Il 24 settembre 2009 abbiamo ottenuto l’agognato decreto di idoneità dal tribunale. L’unico documento ufficiale che ti rilasciano e dovrebbe fare testo come punto di partenza. Invece non è così.

Non solo: per l’adozione internazionale ci vogliono anni, ma quella nazionale è praticamente impossibile. Sembra assurdo, ma se da Trieste vuoi entrare nelle liste di genitori adottivi a Catanzaro devi mandare documentazione e richiesta al tribunale locale e così via. Non solo: anche spedendo la domanda in tutta Italia la tempistica varia da 6 a 10 anni. Per l’adozione internazionale abbiamo scelto la Colombia, ma fino a quando è possibile non volevamo mollare la strada nazionale per concedere uno spiraglio di speranza anche a un figlio della nostra terra. Giusto per complicare la vita alle coppie adottive ogni tre anni bisogna rinnovare la domanda con i soliti documenti. Per il certificato penale e i carichi pendenti, che non vengono chiesti con tale solerte assiduità neppure ai mafiosi, il tribunale è automatizzato. Nel senso che puoi scaricare i moduli da internet, ma poi devi compilarli e consegnarli a mano, sempre nei peggiori orari di lavoro. Se sgarri di un minuto devi pregare in ginocchio che accettino la pratica. Finalmente, ieri, dopo le solite e inutili visite legali, sono riuscito a presentarmi in tribunale per rinnovare la domanda di adozione nazionale e rimanere in lista d’attesa. Una solerte operatrice giudiziaria sfoglia i documenti senza trovare nulla di anomalo. Poi digita due tasti su un computer e un po’ stizzita dichiara: «La vostra richiesta di adozione nazionale è decaduta. Non l’avete rinnovata nei tre anni previsti». Pensando a uno scherzo di cattivo gusto sventolo il decreto di idoneità, l’unico documento del tribunale in nostro possesso, dove è stampato a chiare lettere 24 settembre 2009. Se la matematica non è un’opinione e ci aggiungiamo tre anni siamo ancora in tempo.

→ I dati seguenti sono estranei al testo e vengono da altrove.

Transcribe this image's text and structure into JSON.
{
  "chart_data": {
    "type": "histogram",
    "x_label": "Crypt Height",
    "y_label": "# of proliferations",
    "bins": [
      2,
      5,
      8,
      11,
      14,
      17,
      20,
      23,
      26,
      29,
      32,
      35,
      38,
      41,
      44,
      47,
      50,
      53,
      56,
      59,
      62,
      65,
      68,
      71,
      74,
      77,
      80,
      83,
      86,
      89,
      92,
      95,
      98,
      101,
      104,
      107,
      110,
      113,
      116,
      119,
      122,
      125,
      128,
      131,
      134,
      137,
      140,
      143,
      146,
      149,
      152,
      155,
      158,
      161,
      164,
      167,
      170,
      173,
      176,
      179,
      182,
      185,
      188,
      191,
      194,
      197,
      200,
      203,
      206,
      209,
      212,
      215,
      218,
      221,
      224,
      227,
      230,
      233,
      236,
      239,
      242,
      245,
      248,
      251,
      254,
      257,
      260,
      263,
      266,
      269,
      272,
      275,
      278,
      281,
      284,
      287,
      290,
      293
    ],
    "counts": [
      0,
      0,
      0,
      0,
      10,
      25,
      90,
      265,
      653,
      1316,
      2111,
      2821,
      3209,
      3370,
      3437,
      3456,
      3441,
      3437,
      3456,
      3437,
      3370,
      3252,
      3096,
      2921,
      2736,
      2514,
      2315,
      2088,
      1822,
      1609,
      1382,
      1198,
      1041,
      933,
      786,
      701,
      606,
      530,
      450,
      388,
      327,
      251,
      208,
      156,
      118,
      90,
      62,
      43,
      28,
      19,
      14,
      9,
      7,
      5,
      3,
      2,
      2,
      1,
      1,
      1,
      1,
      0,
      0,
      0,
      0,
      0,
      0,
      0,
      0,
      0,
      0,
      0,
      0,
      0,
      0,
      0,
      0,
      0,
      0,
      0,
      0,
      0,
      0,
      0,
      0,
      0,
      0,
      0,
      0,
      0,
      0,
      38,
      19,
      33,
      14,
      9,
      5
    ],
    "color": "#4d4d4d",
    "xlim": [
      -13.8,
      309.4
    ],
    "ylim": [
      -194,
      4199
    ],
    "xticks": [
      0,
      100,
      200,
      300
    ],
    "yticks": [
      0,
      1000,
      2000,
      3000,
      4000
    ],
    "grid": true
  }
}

L’occhio vigile dell’operatrice sembra infuocarsi e con puntigliosità burocratica mi mette in mano il fac simile della domanda, che avevamo presentato nel 2008. Al punto 5 dell’ultima riga c’è scritto: «Di essere a conoscenza che la domanda decade se non è firmata entro il triennio dalla data di presentazione». Da notare che questo foglio l’avevamo compilato e consegnato al tribunale, che non ci ha rilasciato alcuna copia. Quattro anni dopo avremmo dovuto ricordare che la data di riferimento era quella della domanda e non del decreto, come sarebbe logico. Avvisarci, manco a parlarne. Possiamo ripresentare la domanda ex novo, ricominciando l’odissea dall’ultimo posto in lista d’attesa. Una vergogna. Perché tante assurde complicazioni e tanto tempo, perché così pochi bimbi italiani dati in adozione? Una domanda di fronte alla quale si insinua una possibile, probabile, risposta che fa male: i bambini italiani senza genitori sono ospitati da strutture dietro lauto compenso. Forse non si vuole rovinare un così bel giro d’affari.